The U.S. arm of German bathroom-furnishings maker Duravit AG offers an extra-deep Japanese-inspired bath in its ‘Onto’ collection of wood-paneled bathroom sinks and vanities, designed by an Italian architect. “You have to get in it like you’re getting on a motorcycle,” says Tim Schroeder, president of the U.S. unit. “It’s a different kind of proposition” than Americans are used to. Sales of the tubs—which start at $1,500 and can climb up to $5,600—are 15% higher than expected, he says.
Requests for custom-made Japanese baths have grown as much as 30% a year over the past three years, according to Diamond Spas Inc., a Frederick, Colo., manufacturer. Prices run from $5,500 for a one-person, stainless-steel model to as much as $17,000 for a two-person copper model with accouterments including seats, a built-in heater, air jets and “mood lighting,” says marketing manager Krista Payne.
“Everyone is trying to make their bathrooms their little getaway now,” Ms. Payne says. “You see Asian influence in clean and simple lines.”
Kohler last year released the Japanese-inspired Underscore Cube. The dimensions—48 inches long, 48 inches wide and 34 inches high—suit the clean, contemporary designs that are currently popular, says Diana Schrage, a Kohler interior designer. Prices can reach as high as $5,479 with extras like a “vibracoustic” system, which plays music that bathers hear and experience as pleasant vibrations in the water.
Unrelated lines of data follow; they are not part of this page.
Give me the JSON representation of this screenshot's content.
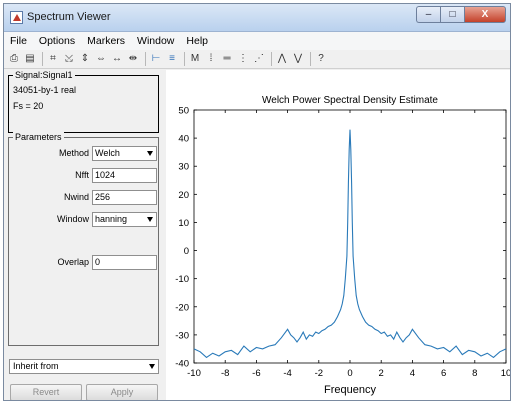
{
  "window": {
    "title": "Spectrum Viewer",
    "min_glyph": "–",
    "max_glyph": "□",
    "close_glyph": "X"
  },
  "menu": [
    "File",
    "Options",
    "Markers",
    "Window",
    "Help"
  ],
  "toolbar": {
    "icons": [
      {
        "name": "print-icon",
        "glyph": "⎙"
      },
      {
        "name": "print-preview-icon",
        "glyph": "▤"
      },
      {
        "sep": true
      },
      {
        "name": "zoom-box-icon",
        "glyph": "⌗"
      },
      {
        "name": "zoom-out-icon",
        "glyph": "⤩"
      },
      {
        "name": "zoom-y-icon",
        "glyph": "⇕"
      },
      {
        "name": "zoom-x-in-icon",
        "glyph": "⇔"
      },
      {
        "name": "zoom-x-out-icon",
        "glyph": "↔"
      },
      {
        "name": "zoom-full-icon",
        "glyph": "⇹"
      },
      {
        "sep": true
      },
      {
        "name": "select-line-icon",
        "glyph": "⊢",
        "blue": true
      },
      {
        "name": "legend-icon",
        "glyph": "≡",
        "blue": true
      },
      {
        "sep": true
      },
      {
        "name": "markers-icon",
        "glyph": "M"
      },
      {
        "name": "vertical-markers-icon",
        "glyph": "⁞"
      },
      {
        "name": "horizontal-markers-icon",
        "glyph": "═"
      },
      {
        "name": "track-markers-icon",
        "glyph": "⋮"
      },
      {
        "name": "slope-markers-icon",
        "glyph": "⋰"
      },
      {
        "sep": true
      },
      {
        "name": "peaks-icon",
        "glyph": "⋀"
      },
      {
        "name": "valleys-icon",
        "glyph": "⋁"
      },
      {
        "sep": true
      },
      {
        "name": "whats-this-icon",
        "glyph": "?"
      }
    ]
  },
  "signal": {
    "group": "Signal:Signal1",
    "size": "34051-by-1 real",
    "fs": "Fs = 20"
  },
  "parameters": {
    "group": "Parameters",
    "method_label": "Method",
    "method_value": "Welch",
    "nfft_label": "Nfft",
    "nfft_value": "1024",
    "nwind_label": "Nwind",
    "nwind_value": "256",
    "window_label": "Window",
    "window_value": "hanning",
    "overlap_label": "Overlap",
    "overlap_value": "0"
  },
  "inherit": {
    "value": "Inherit from"
  },
  "buttons": {
    "revert": "Revert",
    "apply": "Apply"
  },
  "chart_data": {
    "type": "line",
    "title": "Welch Power Spectral Density Estimate",
    "xlabel": "Frequency",
    "ylabel": "",
    "xlim": [
      -10,
      10
    ],
    "ylim": [
      -40,
      50
    ],
    "xticks": [
      -10,
      -8,
      -6,
      -4,
      -2,
      0,
      2,
      4,
      6,
      8,
      10
    ],
    "yticks": [
      -40,
      -30,
      -20,
      -10,
      0,
      10,
      20,
      30,
      40,
      50
    ],
    "grid": false,
    "line_color": "#2a7ab9",
    "series": [
      {
        "x": [
          -10,
          -9.6,
          -9.2,
          -8.8,
          -8.4,
          -8,
          -7.6,
          -7.2,
          -6.8,
          -6.4,
          -6,
          -5.6,
          -5.2,
          -4.8,
          -4.4,
          -4,
          -3.8,
          -3.6,
          -3.4,
          -3.2,
          -3,
          -2.8,
          -2.6,
          -2.4,
          -2.2,
          -2,
          -1.8,
          -1.6,
          -1.4,
          -1.2,
          -1,
          -0.8,
          -0.6,
          -0.5,
          -0.4,
          -0.3,
          -0.2,
          -0.15,
          -0.1,
          -0.05,
          0,
          0.05,
          0.1,
          0.15,
          0.2,
          0.3,
          0.4,
          0.5,
          0.6,
          0.8,
          1,
          1.2,
          1.4,
          1.6,
          1.8,
          2,
          2.2,
          2.4,
          2.6,
          2.8,
          3,
          3.2,
          3.4,
          3.6,
          3.8,
          4,
          4.4,
          4.8,
          5.2,
          5.6,
          6,
          6.4,
          6.8,
          7.2,
          7.6,
          8,
          8.4,
          8.8,
          9.2,
          9.6,
          10
        ],
        "y": [
          -35,
          -36,
          -38,
          -36.5,
          -37.5,
          -36,
          -35.5,
          -37,
          -34,
          -36,
          -34.5,
          -35,
          -34,
          -33.5,
          -31,
          -28,
          -30,
          -31,
          -32.5,
          -31,
          -29,
          -31.5,
          -30,
          -30.5,
          -29,
          -29.5,
          -28.5,
          -28,
          -27,
          -26.5,
          -25.5,
          -23.5,
          -21,
          -19,
          -16,
          -10,
          -2,
          10,
          24,
          36,
          43,
          36,
          24,
          10,
          -2,
          -10,
          -16,
          -19,
          -21,
          -23.5,
          -25.5,
          -26.5,
          -27,
          -28,
          -28.5,
          -29.5,
          -29,
          -30.5,
          -30,
          -31.5,
          -29,
          -31,
          -32.5,
          -31,
          -30,
          -28,
          -31,
          -33.5,
          -34,
          -35,
          -34.5,
          -36,
          -34,
          -37,
          -35.5,
          -36,
          -37.5,
          -36.5,
          -38,
          -36,
          -35
        ]
      }
    ]
  }
}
Such bathroom bling is a far cry from the baths of traditional Japanese culture. In Japan, a person will have taken a cleansing shower, using a shower nearby, before entering the ofuro. “It’s a cherished act, to be able to sit in the bath and do nothing,” says Merry White, a professor of anthropology specializing in Japanese culture at Boston University. Family members typically take turns at an already-filled bath kept warm with a lid. In the U.S., bath water is normally slightly warmer than body temperature, which is 98.6 degrees Fahrenheit. In Japan, baths are much warmer than that, she says.
The depth and temperature make the Japanese-style bath “unbelievably comfortable,” Prof. White says.
A Japanese-style tub concentrates water on a smaller footprint than an American tub, leading some homeowners to consider them only for ground level or below. Tub makers say a contractor should determine if structural reinforcements are required if installed on upper floors.
Ford Brown, 48 and a Boulder, Colo., veterinarian, was looking for a smaller tub in order to make room for a linen closet in his bathroom. He stumbled upon a compact Japanese soaking tub, which he says has transformed him from a morning-shower person to a nightly-bath taker—sometimes enjoyed alone or sometimes with his fiancée. The copper tub boasts air jets and a faucet that pours water from the ceiling—at a cost of about $10,000. “We’ve made an evening ritual out of it,” he says.